For now I build into the sale (and make a profit on) the cost of pro film and the processing costs at a high quality pro-film-lab to do my back end work to get high quality proofs for the client.
This is the end of my work as a photographer in a business sense for weddings. Past this I'm a merchant selling the services and products of others.
I will sell albums and prints, but I hire out for this and I make a merchants profit, instead of a creative's profit, to cover the work I do of organizing and selling those "commodities".
I'm happy to make those sales but many times just as happy not to because they are not the core product of my wedding business, my camera work is.
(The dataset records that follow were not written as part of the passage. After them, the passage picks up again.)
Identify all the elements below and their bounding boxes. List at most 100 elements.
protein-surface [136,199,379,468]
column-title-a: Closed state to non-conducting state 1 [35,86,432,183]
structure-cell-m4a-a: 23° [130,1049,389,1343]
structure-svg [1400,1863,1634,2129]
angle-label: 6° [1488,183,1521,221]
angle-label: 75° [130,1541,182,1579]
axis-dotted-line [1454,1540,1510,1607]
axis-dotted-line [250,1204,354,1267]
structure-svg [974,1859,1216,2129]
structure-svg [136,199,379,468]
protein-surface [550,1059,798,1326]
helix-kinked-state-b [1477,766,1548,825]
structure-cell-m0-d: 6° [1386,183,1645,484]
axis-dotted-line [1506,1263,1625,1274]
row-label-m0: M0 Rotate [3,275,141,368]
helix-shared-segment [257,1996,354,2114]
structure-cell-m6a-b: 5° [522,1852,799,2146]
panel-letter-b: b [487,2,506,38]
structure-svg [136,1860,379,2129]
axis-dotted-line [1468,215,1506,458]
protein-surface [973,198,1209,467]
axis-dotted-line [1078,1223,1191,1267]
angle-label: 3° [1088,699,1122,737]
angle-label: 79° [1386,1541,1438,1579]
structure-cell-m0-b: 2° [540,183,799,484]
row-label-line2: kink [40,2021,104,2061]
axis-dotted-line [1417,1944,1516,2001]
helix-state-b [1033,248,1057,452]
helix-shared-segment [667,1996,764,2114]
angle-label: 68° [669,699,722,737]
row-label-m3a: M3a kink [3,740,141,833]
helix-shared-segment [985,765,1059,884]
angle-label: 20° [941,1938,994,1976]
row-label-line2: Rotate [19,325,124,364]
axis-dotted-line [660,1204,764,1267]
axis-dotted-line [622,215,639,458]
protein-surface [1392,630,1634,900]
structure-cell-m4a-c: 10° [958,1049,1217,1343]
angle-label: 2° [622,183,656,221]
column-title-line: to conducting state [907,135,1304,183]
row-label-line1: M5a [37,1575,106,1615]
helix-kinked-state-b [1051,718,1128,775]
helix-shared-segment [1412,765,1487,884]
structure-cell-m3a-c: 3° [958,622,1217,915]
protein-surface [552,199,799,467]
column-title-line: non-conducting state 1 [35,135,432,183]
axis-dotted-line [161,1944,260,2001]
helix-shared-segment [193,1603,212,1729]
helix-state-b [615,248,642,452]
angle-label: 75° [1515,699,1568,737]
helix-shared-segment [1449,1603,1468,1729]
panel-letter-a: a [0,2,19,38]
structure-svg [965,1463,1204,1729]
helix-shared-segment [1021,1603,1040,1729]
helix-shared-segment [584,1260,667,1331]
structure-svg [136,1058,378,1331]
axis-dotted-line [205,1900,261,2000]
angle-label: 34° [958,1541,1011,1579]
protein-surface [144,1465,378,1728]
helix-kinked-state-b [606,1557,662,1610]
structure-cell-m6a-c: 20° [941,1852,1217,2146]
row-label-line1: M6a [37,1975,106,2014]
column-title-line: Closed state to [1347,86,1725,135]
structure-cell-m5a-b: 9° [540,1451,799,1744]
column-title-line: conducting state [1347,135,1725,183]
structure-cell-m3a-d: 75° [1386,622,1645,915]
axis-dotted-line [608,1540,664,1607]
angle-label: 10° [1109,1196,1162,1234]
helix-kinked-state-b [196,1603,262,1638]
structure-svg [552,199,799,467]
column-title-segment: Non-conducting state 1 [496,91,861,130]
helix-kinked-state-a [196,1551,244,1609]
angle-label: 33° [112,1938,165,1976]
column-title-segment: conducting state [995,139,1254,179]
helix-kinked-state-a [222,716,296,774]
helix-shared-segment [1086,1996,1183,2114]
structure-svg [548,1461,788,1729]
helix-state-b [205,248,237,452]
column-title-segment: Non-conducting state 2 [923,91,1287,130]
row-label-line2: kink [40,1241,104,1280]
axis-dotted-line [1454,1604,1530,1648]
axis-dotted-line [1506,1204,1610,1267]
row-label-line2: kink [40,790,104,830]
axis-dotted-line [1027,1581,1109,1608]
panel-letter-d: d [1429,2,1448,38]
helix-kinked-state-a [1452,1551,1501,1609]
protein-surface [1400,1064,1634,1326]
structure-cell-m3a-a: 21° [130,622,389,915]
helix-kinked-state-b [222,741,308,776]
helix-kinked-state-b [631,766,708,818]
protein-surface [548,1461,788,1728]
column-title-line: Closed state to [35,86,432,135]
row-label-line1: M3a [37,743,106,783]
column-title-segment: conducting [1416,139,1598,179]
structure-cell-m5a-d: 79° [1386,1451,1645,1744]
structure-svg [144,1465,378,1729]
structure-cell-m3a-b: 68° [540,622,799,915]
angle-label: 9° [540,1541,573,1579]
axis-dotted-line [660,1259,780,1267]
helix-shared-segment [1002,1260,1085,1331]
Yes, my business plan views the lab work and albums as commodities. High quality commodities, but commodities non-the-less. They are pre-priced by the labs, available to any pro, there are various labs/album companies that can do the work who competing with each other for that business, they are inexpensive (when compared to my time), and they are reliable and fast in the grand scheme of things.
This makes for what is viewed as a nice high-quality product for my market and for me. It allows me to get paid nicely for my creative work, have good quality control, to keep prices low, and to do other things like spend time selling more camera work.
This does pose a problem for people like you who do your own back-end work and who RIGHTFULLY expect to be paid creative wages for that work instead of commodity wages.
You have to be able to sell that extra value.
What I don't see here is the connection between the shoot and burn market and the market you are selling to.
Ferraris, Chevys, and Yugos do not compete with each other. These brands market to decidedly different clienteles. The Yugo buyer isn't even going to look seriously at a Ferrari and vice-versa.
There are very few buyers capable of or interested in buying 40 professionally printed 40 inch Ilfochomes to document a wedding.
The product may be truly stunning and of the highest quality but who could buy such a thing?